The brief scene showed Link, the hero of the series, battling a gigantic, hairy, realistic spider. The dark visuals were a sharp contrast to the bright pastels of Skyward Sword, the upcoming Wii game. Eiji Aonuma, producer of the series, says we shouldn't read too much into the switched-up graphic style.

"You probably remember that when we introduced the GameCube, we showed a somewhat realistic Zelda demo," he said. "And what we actually created was the cel-shaded Wind Waker. So when we show a graphic demo, people think, 'Oh, this is what the next Zelda will look like,' but that's not necessarily the case," he said.

Indeed, Aonuma said, his team was already hard at work on the cel-shaded, bright, cartoony The Legend of Zelda: The Wind Waker when Nintendo showed that fake-out GameCube demo.

As of now, Aonuma's team is currently in year five of development on The Legend of Zelda: Skyward Sword, which will be one of the final games for the current Wii console when it ships later this year.

The Zelda team, all hard at work on Skyward Sword, didn't make the Wii U tech demo, Aonuma says, although he noted that Satoru Takizawa, art director of Legend of Zelda: Twilight Princess, headed up its production.

In contrast to Koizumi, Aonuma said he was more deeply involved in the creation of Wii U.

"I'm on one of the committees that oversaw the general steering and direction" of the new console, he said. "We talked to each other a lot about several elements, one of which was, 'How exactly will the HD graphics work?' In doing concepts for that … we used Zelda assets quite often to examine, OK, how real will we make this look?"

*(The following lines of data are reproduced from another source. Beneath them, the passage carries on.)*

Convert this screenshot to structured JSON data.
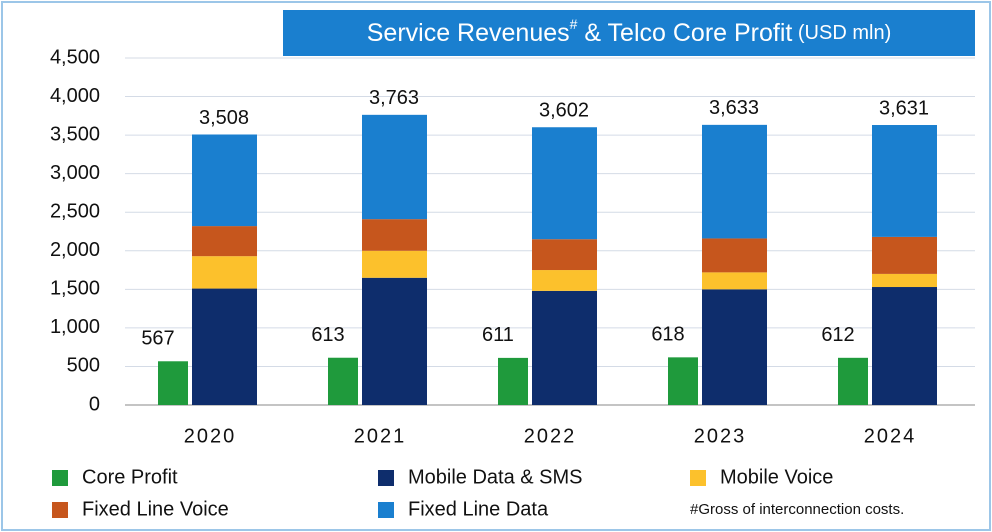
{
  "chart_data": {
    "type": "stacked_bar",
    "title_parts": [
      "Service Revenues",
      "#",
      " & Telco Core Profit",
      " (USD mln)"
    ],
    "footnote": "#Gross of interconnection costs.",
    "categories": [
      "2020",
      "2021",
      "2022",
      "2023",
      "2024"
    ],
    "series": [
      {
        "name": "Core Profit",
        "color": "#1f9a3c",
        "stack": "profit",
        "values": [
          567,
          613,
          611,
          618,
          612
        ]
      },
      {
        "name": "Mobile Data & SMS",
        "color": "#0e2d6c",
        "stack": "revenue",
        "values": [
          1510,
          1650,
          1480,
          1500,
          1530
        ]
      },
      {
        "name": "Mobile Voice",
        "color": "#fcc12c",
        "stack": "revenue",
        "values": [
          420,
          350,
          270,
          220,
          170
        ]
      },
      {
        "name": "Fixed Line Voice",
        "color": "#c6561d",
        "stack": "revenue",
        "values": [
          390,
          410,
          400,
          440,
          480
        ]
      },
      {
        "name": "Fixed Line Data",
        "color": "#1a7fcf",
        "stack": "revenue",
        "values": [
          1188,
          1353,
          1452,
          1473,
          1451
        ]
      }
    ],
    "totals": {
      "values": [
        3508,
        3763,
        3602,
        3633,
        3631
      ],
      "value_labels": [
        "3,508",
        "3,763",
        "3,602",
        "3,633",
        "3,631"
      ]
    },
    "ylim": [
      0,
      4500
    ],
    "yticks": [
      0,
      500,
      {
        "value": 1000,
        "label": "1,000"
      },
      {
        "value": 1500,
        "label": "1,500"
      },
      {
        "value": 2000,
        "label": "2,000"
      },
      {
        "value": 2500,
        "label": "2,500"
      },
      {
        "value": 3000,
        "label": "3,000"
      },
      {
        "value": 3500,
        "label": "3,500"
      },
      {
        "value": 4000,
        "label": "4,000"
      },
      {
        "value": 4500,
        "label": "4,500"
      }
    ],
    "grid": true
  }
}
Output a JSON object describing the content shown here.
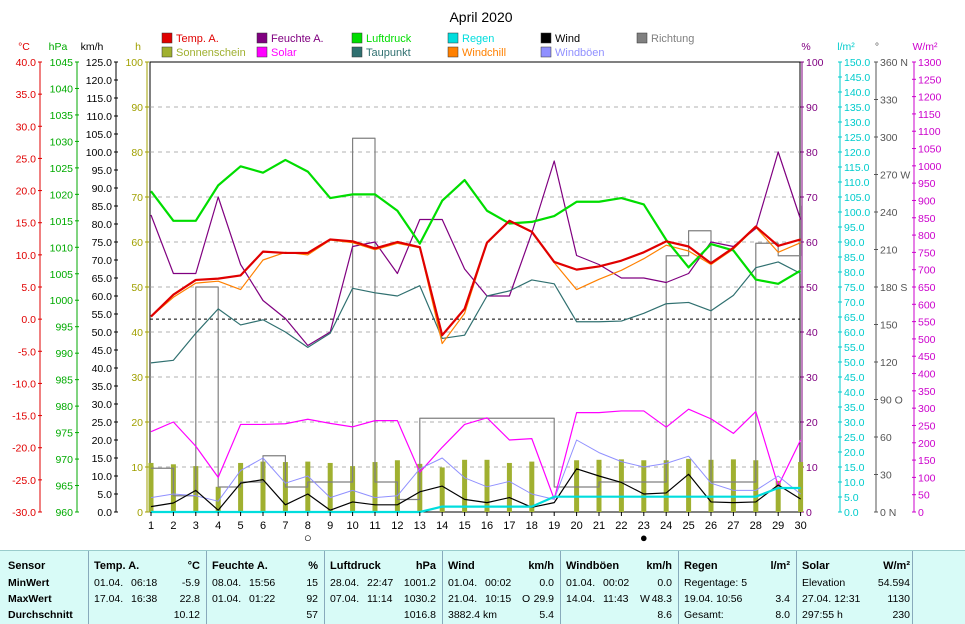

Besides illustrating how the high-definition graphics on Wii U might look, the Zelda tech demo showed how Wii U's controller might aid players of the complex action-adventure games, which revolve around using a massive inventory of weapons and items. In the demo, the player could display his inventory and dungeon map on the lower screen, or flip it to the television screen for easier viewing.

Surely this will be a feature in whatever real Wii U Zelda game that Aonuma creates, right?

"I'd like to do things that are more surprising than that," he said with a laugh.